Automating the sorting process allows the company to reduce its reliance on manual sorting and enables those workers to take higher skilled labor positions at the MRF facility instead, he adds.
Dem-Con’s C&D MRF features a C&D processing line from Erin Systems Inc., a business unit of Premier Tech Systems of Canada, that was added in 2008, along with a stationary electric grinder from Rotochopper, St. Martin, Minnesota, followed by a Rotochopper hammermill that feeds directly into the wood storage and loading building. The company also uses augers to automatically load trailers with wood products in a storage facility.
Keegan says Dem-Con added the 40-foot-by-60-foot storage building about five or six years ago to protect high-quality wood products from the elements, thereby reducing moisture.
“There were rejections of material on the biofuels side for moisture content, so if we could keep material dry, it had a greater value,” he says. “Also, you can’t sell wet animal bedding. So, keeping [the wood] dry was beneficial for all markets, for material handling and quality of the product, making sure it didn’t have mold or degradation,” Keegan adds.
Dem-Con added an air classifier to its C&D MRF two years ago as a way to reduce reliance on manual sorting. The air classifier helps to sort smaller fraction C&D materials that are difficult to sort by hand.
“We’ve gained operational efficiency,” Keegan says of adding the air classifier. “We’ve been able to essentially have less labor and process more material.”
The company also added air handling equipment to control dust in the wood grinding and sorting areas about six years ago to clean things up and to help improve efficiency.
Keegan adds that Dem-Con is continually evaluating ways to automate the C&D MRF. He says, “We’re looking to things like robotics, opticals and automated sortation for wood processing.”
An evolving market
End markets serve as the main driver for recycling any commodity, including wood. Over the years, key markets for Dem-Con’s wood have included biofuels, animal bedding, landscape mulch, erosion materials and sorbents, with these markets fluctuating based on demand.
As with equipment, end markets for wood have evolved. Until a couple of years ago, Dem-Con primarily sold its wood to the biomass market. Keegan says that end markets for wood have diminished in Minnesota in the last couple of years, though.
“We have seen some biomass plants in Minnesota closing down or moving away from recovered wood as a feedstock in favor of green wood or agricultural waste products based on the price point for these products,” he says. “Wind and solar are also becoming the desired choice for renewable energy, further driving some biomass markets to shift away from recovered wood.”

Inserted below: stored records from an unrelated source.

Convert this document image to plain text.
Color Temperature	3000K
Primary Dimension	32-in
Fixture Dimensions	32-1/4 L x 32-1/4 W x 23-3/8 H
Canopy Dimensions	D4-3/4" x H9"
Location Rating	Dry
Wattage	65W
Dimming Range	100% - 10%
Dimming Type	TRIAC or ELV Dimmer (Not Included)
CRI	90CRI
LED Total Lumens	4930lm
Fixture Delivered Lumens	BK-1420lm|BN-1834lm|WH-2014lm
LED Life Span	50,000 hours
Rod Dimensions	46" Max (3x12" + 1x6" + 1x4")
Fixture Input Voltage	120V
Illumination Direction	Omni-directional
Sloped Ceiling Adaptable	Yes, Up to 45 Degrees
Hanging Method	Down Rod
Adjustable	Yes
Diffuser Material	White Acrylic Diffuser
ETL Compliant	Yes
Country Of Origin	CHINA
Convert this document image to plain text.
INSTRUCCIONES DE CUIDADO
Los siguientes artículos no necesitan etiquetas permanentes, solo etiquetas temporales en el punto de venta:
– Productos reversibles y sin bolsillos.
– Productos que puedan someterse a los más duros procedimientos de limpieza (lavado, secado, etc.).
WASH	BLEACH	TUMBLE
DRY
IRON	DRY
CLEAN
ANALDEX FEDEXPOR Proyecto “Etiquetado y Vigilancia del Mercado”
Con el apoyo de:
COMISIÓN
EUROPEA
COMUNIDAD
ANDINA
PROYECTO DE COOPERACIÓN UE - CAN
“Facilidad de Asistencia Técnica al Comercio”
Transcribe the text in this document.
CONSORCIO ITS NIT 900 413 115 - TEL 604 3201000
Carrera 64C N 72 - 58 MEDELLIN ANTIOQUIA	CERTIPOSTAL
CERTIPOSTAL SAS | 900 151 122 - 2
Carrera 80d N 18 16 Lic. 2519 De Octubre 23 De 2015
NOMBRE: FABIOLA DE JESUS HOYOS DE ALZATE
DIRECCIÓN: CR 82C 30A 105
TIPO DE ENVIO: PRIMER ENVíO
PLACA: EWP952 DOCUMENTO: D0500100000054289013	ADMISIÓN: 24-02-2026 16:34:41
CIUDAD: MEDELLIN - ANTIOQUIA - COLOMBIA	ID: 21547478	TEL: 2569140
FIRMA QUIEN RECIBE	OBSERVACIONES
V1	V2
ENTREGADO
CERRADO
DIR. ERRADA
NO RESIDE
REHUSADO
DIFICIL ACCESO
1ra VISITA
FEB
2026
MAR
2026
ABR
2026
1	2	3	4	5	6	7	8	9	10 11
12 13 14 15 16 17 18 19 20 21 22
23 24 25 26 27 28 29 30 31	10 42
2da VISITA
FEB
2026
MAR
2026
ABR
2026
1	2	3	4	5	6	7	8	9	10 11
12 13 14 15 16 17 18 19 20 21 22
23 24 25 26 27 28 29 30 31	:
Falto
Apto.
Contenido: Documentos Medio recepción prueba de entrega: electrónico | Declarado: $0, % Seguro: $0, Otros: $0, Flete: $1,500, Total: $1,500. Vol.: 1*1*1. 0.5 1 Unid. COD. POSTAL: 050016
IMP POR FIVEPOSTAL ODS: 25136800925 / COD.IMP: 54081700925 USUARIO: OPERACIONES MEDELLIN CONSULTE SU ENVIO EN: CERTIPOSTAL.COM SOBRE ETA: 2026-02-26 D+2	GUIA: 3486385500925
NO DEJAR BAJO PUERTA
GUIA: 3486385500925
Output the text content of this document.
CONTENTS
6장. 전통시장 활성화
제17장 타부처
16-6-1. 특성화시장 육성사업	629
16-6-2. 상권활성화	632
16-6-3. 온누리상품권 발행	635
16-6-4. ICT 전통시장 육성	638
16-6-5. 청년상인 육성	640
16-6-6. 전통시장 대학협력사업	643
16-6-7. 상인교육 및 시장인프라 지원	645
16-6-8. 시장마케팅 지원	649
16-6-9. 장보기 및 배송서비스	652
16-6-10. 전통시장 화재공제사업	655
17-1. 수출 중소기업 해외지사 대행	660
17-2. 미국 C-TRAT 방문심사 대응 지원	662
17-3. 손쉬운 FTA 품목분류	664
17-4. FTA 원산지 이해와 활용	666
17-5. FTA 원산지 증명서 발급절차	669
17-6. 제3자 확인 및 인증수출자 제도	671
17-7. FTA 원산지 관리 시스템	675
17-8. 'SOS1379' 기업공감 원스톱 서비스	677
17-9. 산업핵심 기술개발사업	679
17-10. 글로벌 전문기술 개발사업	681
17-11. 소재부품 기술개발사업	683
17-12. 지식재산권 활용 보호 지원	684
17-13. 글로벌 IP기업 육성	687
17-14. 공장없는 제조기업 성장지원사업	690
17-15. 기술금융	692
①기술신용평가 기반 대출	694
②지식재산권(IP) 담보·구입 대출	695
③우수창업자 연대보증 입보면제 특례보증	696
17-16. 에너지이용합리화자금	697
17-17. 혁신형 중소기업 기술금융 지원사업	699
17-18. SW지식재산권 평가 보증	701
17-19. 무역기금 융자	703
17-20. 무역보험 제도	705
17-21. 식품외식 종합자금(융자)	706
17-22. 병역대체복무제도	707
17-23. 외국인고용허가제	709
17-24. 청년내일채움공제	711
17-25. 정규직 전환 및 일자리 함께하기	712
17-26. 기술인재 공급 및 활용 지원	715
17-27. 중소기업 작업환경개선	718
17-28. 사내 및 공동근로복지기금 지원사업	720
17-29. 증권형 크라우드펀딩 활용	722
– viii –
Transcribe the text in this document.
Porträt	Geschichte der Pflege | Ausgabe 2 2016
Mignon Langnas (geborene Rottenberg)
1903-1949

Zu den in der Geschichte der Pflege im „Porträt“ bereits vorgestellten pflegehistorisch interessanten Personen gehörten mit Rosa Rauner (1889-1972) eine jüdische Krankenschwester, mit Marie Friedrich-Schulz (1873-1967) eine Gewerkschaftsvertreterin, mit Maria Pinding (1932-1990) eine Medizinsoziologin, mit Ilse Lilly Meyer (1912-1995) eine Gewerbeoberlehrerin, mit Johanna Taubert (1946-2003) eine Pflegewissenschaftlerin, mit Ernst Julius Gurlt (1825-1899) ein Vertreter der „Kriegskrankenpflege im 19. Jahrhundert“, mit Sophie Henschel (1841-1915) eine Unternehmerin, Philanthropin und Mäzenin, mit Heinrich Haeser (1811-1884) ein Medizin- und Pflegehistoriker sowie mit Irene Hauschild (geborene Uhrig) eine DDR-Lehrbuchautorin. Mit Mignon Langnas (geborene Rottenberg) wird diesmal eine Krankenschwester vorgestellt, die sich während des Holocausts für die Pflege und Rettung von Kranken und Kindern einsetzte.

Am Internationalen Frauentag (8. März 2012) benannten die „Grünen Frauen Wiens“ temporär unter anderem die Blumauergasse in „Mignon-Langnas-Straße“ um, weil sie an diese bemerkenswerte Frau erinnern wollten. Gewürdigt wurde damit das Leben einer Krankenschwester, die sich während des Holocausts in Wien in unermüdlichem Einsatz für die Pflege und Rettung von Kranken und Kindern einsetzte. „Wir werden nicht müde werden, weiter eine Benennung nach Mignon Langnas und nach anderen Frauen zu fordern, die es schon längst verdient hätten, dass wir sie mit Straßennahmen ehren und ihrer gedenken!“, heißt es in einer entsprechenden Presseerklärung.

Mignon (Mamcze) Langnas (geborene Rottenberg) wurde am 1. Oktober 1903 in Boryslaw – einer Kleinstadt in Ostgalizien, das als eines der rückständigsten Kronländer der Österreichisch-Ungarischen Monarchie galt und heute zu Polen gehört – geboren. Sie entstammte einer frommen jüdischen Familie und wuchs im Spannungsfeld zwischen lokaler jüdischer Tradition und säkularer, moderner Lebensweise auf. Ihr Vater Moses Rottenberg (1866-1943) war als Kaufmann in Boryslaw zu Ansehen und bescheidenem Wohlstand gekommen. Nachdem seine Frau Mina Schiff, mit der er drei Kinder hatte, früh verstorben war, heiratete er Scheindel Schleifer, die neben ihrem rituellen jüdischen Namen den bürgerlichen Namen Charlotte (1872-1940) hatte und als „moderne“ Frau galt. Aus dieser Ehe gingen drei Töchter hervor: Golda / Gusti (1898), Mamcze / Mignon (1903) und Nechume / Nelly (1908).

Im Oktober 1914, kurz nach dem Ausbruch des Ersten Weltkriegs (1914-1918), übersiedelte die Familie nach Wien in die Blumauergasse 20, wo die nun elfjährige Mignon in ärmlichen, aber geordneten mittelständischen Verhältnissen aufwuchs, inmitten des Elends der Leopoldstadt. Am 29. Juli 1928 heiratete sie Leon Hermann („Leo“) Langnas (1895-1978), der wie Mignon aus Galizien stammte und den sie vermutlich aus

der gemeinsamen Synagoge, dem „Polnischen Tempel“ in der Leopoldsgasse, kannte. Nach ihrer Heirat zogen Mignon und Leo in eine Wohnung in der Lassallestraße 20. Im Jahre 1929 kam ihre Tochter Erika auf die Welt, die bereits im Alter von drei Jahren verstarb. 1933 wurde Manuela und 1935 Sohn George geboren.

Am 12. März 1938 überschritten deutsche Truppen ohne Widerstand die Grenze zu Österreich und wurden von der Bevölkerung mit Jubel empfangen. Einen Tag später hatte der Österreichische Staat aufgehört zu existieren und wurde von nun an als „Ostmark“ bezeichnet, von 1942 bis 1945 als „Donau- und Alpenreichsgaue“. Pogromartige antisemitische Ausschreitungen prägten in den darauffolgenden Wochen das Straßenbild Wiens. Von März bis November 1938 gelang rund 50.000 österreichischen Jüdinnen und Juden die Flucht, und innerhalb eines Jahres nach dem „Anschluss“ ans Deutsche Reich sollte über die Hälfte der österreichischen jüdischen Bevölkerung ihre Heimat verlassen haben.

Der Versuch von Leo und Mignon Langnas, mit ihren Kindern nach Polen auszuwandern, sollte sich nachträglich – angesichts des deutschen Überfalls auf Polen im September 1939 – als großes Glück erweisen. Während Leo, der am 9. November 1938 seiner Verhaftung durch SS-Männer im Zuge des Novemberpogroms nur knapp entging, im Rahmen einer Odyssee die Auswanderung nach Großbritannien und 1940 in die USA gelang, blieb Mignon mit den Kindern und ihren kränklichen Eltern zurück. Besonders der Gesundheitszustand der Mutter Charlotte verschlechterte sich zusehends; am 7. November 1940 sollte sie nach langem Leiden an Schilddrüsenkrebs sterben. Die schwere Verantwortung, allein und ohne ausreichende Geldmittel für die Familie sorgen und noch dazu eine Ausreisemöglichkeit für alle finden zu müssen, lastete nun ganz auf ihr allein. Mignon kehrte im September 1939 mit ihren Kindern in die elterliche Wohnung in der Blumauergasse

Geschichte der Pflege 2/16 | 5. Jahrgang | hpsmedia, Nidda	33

Although the biomass market has declined in Minnesota, Keegan says other end markets for wood remain strong. “Our larger focus is on animal bedding and landscape mulch, with some limited use in sorbents,” he says.
Regardless of end-market changes, Keegan says Dem-Con will continue finding ways to recycle wood and other C&D materials.
“It’s easier and more profitable to landfill materials, but at the end of the day, we are recycling materials to conserve our air space and landfills,” he says. “That’s really the genesis of C&D recycling—do the right thing and have a sustainable business operation. That’s what drives us and why we have had this facility running since 1999.”